Suitable elastic modulus and particle size of preformed particle gel are the keys to both diverting water flow and avoiding permanent impairment to reservoirs. Therefore, the paper aims at finding the best matched preformed particle gel for given reservoirs using sand-pack displacement experiments. The results show that the injection pressure of preformed particle gel with excessively small size and elastic modulus is relatively low, indicating poor capacity to increase flow resistance and reduce water channeling. On the other hand, if the particle size and elastic modulus of preformed particle gel are excessively large, the reservoir may be plugged and irreversibly damaged, affecting oil development performance. In fact, the best matched particle size and elastic modulus of preformed particle gel increase with the increase in reservoir permeability. Furthermore, the paper establishes a quantitative logarithmic model between the particle size of preformed particle gel and reservoir permeability. Finally, the established matching relationship is validated via microscopic visualization oil displacement experiments using a glass etching model.
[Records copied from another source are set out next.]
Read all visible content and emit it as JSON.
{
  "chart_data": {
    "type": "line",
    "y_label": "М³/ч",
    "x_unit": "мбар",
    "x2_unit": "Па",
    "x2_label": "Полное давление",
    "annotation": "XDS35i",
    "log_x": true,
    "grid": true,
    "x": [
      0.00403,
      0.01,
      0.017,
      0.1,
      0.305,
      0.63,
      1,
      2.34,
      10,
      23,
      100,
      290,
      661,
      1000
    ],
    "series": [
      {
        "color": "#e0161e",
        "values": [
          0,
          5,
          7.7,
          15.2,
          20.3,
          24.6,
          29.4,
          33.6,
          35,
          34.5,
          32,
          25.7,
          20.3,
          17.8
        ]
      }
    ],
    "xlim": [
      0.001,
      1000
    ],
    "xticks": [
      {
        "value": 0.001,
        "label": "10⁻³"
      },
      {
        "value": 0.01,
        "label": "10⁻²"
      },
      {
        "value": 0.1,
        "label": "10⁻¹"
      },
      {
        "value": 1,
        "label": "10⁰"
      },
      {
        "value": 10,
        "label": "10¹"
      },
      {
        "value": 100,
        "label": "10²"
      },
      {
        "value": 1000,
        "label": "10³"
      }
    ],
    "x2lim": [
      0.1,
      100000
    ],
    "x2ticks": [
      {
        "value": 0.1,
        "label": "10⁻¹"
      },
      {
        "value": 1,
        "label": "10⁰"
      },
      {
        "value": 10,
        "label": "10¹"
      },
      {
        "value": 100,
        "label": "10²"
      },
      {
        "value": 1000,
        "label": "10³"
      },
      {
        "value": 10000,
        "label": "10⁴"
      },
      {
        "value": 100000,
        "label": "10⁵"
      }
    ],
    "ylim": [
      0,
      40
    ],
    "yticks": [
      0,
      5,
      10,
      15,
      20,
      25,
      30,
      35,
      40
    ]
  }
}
The validation experiments indicate that the preformed particle gel (60–80 mesh; 2–4 Pa) selected according to the matching relationship can effectively reduce water channeling and increase sweeping efficiency by as much as 55% compared with water flooding in the glass etching model with an average permeability of 2624 × 10−3 μm2. Therefore, the established matching relationship can provide an effective guide when selecting the best suitable preformed particle gel for a given reservoir in more future applications.